Heart disease deaths in women have gone down in each of the seven years since 1999—from 373,575 in 1999 to 315,674 deaths in 2006, according to NHLBI. This decrease of more than 15 percent is a consecutive yearly decline that has not occurred before.

NHLBI experts analyzed data for 2006, the most recent year for which data are available. The analysis shows that women are living longer and healthier lives, and dying of heart disease at much later ages than in the past.

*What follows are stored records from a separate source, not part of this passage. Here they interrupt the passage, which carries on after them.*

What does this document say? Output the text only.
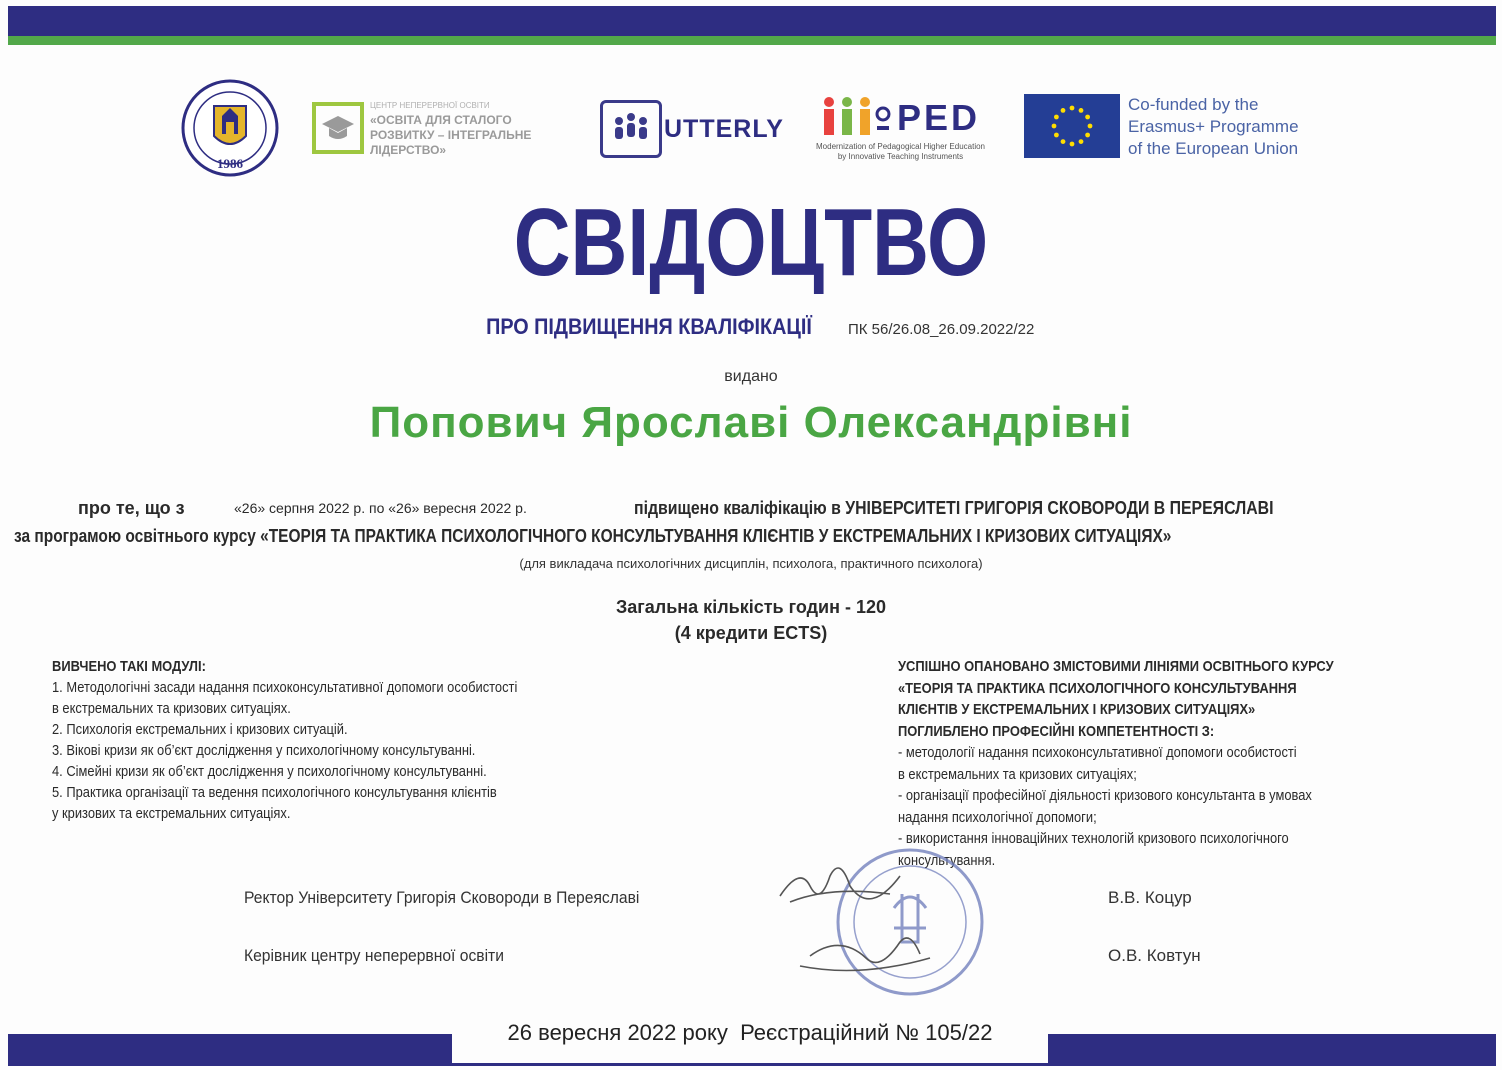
1986
ЦЕНТР НЕПЕРЕРВНОЇ ОСВІТИ
«ОСВІТА ДЛЯ СТАЛОГО
РОЗВИТКУ – ІНТЕГРАЛЬНЕ
ЛІДЕРСТВО»
UTTERLY	PED
Modernization of Pedagogical Higher Education
by Innovative Teaching Instruments
Co-funded by the
Erasmus+ Programme
of the European Union
СВІДОЦТВО
ПРО ПІДВИЩЕННЯ КВАЛІФІКАЦІЇ ПК 56/26.08_26.09.2022/22
видано
Попович Ярославі Олександрівні
про те, що з	«26» серпня 2022 р. по «26» вересня 2022 р.	підвищено кваліфікацію в УНІВЕРСИТЕТІ ГРИГОРІЯ СКОВОРОДИ В ПЕРЕЯСЛАВІ
за програмою освітнього курсу «ТЕОРІЯ ТА ПРАКТИКА ПСИХОЛОГІЧНОГО КОНСУЛЬТУВАННЯ КЛІЄНТІВ У ЕКСТРЕМАЛЬНИХ І КРИЗОВИХ СИТУАЦІЯХ»
(для викладача психологічних дисциплін, психолога, практичного психолога)
Загальна кількість годин - 120
(4 кредити ECTS)
ВИВЧЕНО ТАКІ МОДУЛІ:
1. Методологічні засади надання психоконсультативної допомоги особистості
в екстремальних та кризових ситуаціях.
2. Психологія екстремальних і кризових ситуацій.
3. Вікові кризи як об’єкт дослідження у психологічному консультуванні.
4. Сімейні кризи як об’єкт дослідження у психологічному консультуванні.
5. Практика організації та ведення психологічного консультування клієнтів
у кризових та екстремальних ситуаціях.
УСПІШНО ОПАНОВАНО ЗМІСТОВИМИ ЛІНІЯМИ ОСВІТНЬОГО КУРСУ
«ТЕОРІЯ ТА ПРАКТИКА ПСИХОЛОГІЧНОГО КОНСУЛЬТУВАННЯ
КЛІЄНТІВ У ЕКСТРЕМАЛЬНИХ І КРИЗОВИХ СИТУАЦІЯХ»
ПОГЛИБЛЕНО ПРОФЕСІЙНІ КОМПЕТЕНТНОСТІ З:
- методології надання психоконсультативної допомоги особистості
в екстремальних та кризових ситуаціях;
- організації професійної діяльності кризового консультанта в умовах
надання психологічної допомоги;
- використання інноваційних технологій кризового психологічного
консультування.
Ректор Університету Григорія Сковороди в Переяславі	В.В. Коцур
Керівник центру неперервної освіти	О.В. Ковтун
26 вересня 2022 року
Реєстраційний № 105/22
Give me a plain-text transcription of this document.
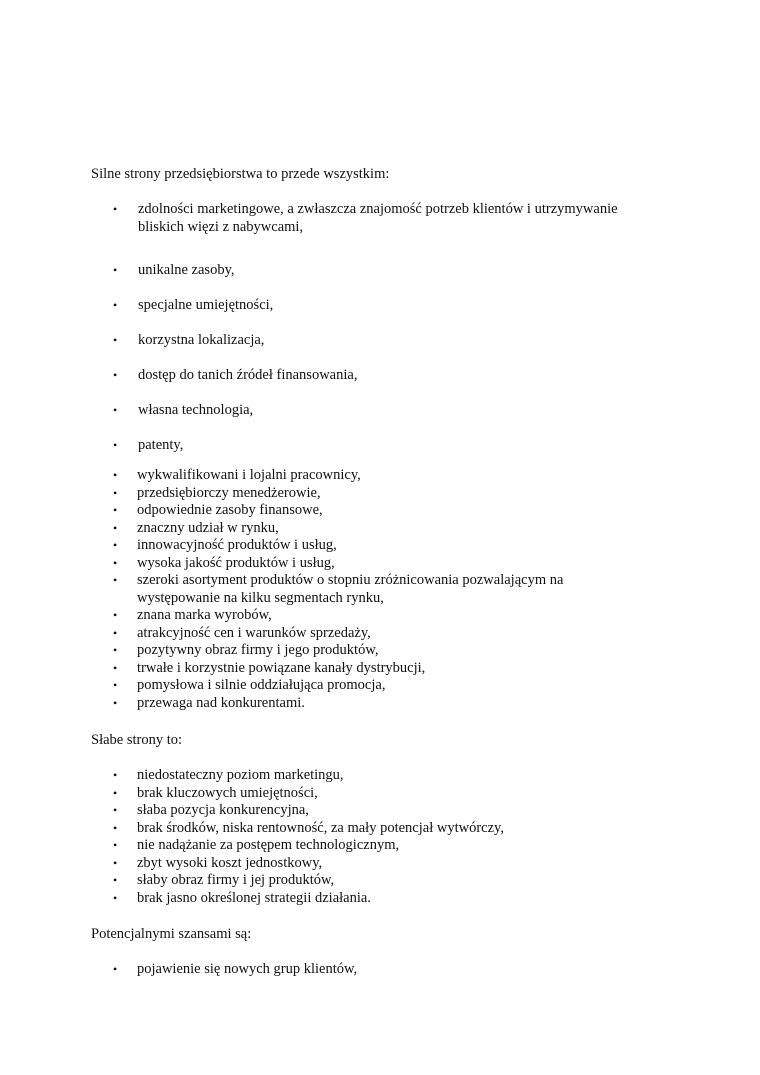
Silne strony przedsiębiorstwa to przede wszystkim:

• zdolności marketingowe, a zwłaszcza znajomość potrzeb klientów i utrzymywanie
bliskich więzi z nabywcami,
• unikalne zasoby,
• specjalne umiejętności,
• korzystna lokalizacja,
• dostęp do tanich źródeł finansowania,
• własna technologia,
• patenty,
• wykwalifikowani i lojalni pracownicy,
• przedsiębiorczy menedżerowie,
• odpowiednie zasoby finansowe,
• znaczny udział w rynku,
• innowacyjność produktów i usług,
• wysoka jakość produktów i usług,
• szeroki asortyment produktów o stopniu zróżnicowania pozwalającym na
występowanie na kilku segmentach rynku,
• znana marka wyrobów,
• atrakcyjność cen i warunków sprzedaży,
• pozytywny obraz firmy i jego produktów,
• trwałe i korzystnie powiązane kanały dystrybucji,
• pomysłowa i silnie oddziałująca promocja,
• przewaga nad konkurentami.

Słabe strony to:

• niedostateczny poziom marketingu,
• brak kluczowych umiejętności,
• słaba pozycja konkurencyjna,
• brak środków, niska rentowność, za mały potencjał wytwórczy,
• nie nadążanie za postępem technologicznym,
• zbyt wysoki koszt jednostkowy,
• słaby obraz firmy i jej produktów,
• brak jasno określonej strategii działania.

Potencjalnymi szansami są:

• pojawienie się nowych grup klientów,
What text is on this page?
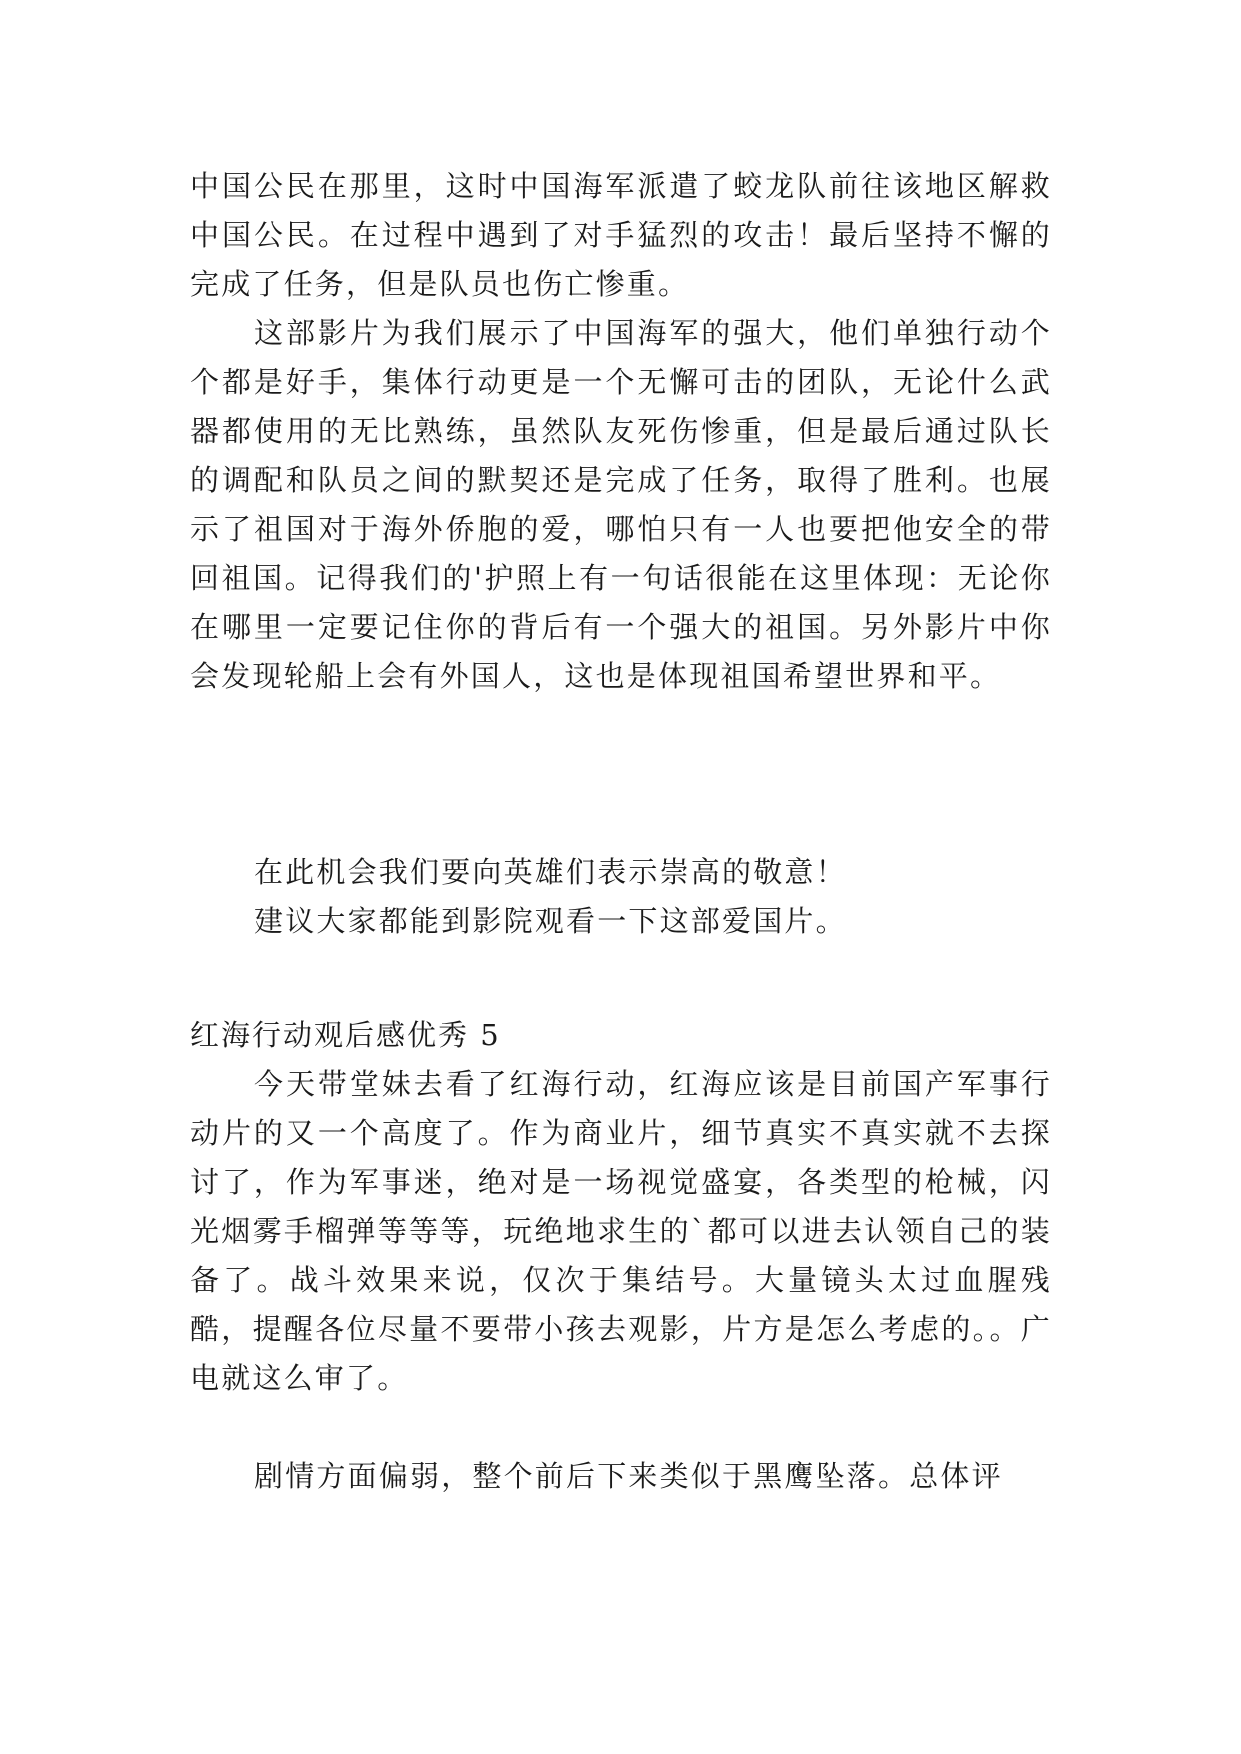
中国公民在那里，这时中国海军派遣了蛟龙队前往该地区解救中国公民。在过程中遇到了对手猛烈的攻击！最后坚持不懈的完成了任务，但是队员也伤亡惨重。

这部影片为我们展示了中国海军的强大，他们单独行动个个都是好手，集体行动更是一个无懈可击的团队，无论什么武器都使用的无比熟练，虽然队友死伤惨重，但是最后通过队长的调配和队员之间的默契还是完成了任务，取得了胜利。也展示了祖国对于海外侨胞的爱，哪怕只有一人也要把他安全的带回祖国。记得我们的'护照上有一句话很能在这里体现：无论你在哪里一定要记住你的背后有一个强大的祖国。另外影片中你会发现轮船上会有外国人，这也是体现祖国希望世界和平。

在此机会我们要向英雄们表示崇高的敬意！

建议大家都能到影院观看一下这部爱国片。

红海行动观后感优秀 5

今天带堂妹去看了红海行动，红海应该是目前国产军事行动片的又一个高度了。作为商业片，细节真实不真实就不去探讨了，作为军事迷，绝对是一场视觉盛宴，各类型的枪械，闪光烟雾手榴弹等等等，玩绝地求生的`都可以进去认领自己的装备了。战斗效果来说，仅次于集结号。大量镜头太过血腥残酷，提醒各位尽量不要带小孩去观影，片方是怎么考虑的。。广电就这么审了。

剧情方面偏弱，整个前后下来类似于黑鹰坠落。总体评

However, data on increasing rates of overweight and obesity, important risk factors for heart disease in younger women, indicate there could be a greater prevalence of heart disease in later years.

“One-third of women still underestimate their own personal risk of getting heart disease.”

"Having even one risk factor can double a woman's chance of developing heart disease," says NHLBI Acting Director Susan Shurin, M.D. "You can protect yourself and your family if you don't smoke, eat a heart-healthy diet low in saturated fat and high in fruits and vegetables, maintain a healthy weight, and are physically active. Know and control your risks—talk to your doctor about your blood pressure and cholesterol."

A new survey, conducted in March 2009, shows that 69 percent of women are aware that heart disease is their No.1 killer, a slight increase from 2008. However, even with awareness on the rise, many women do not take this message seriously or personally. One-third of women still underestimate their own personal risk of getting heart disease, and too many—one in four women—still die from heart disease.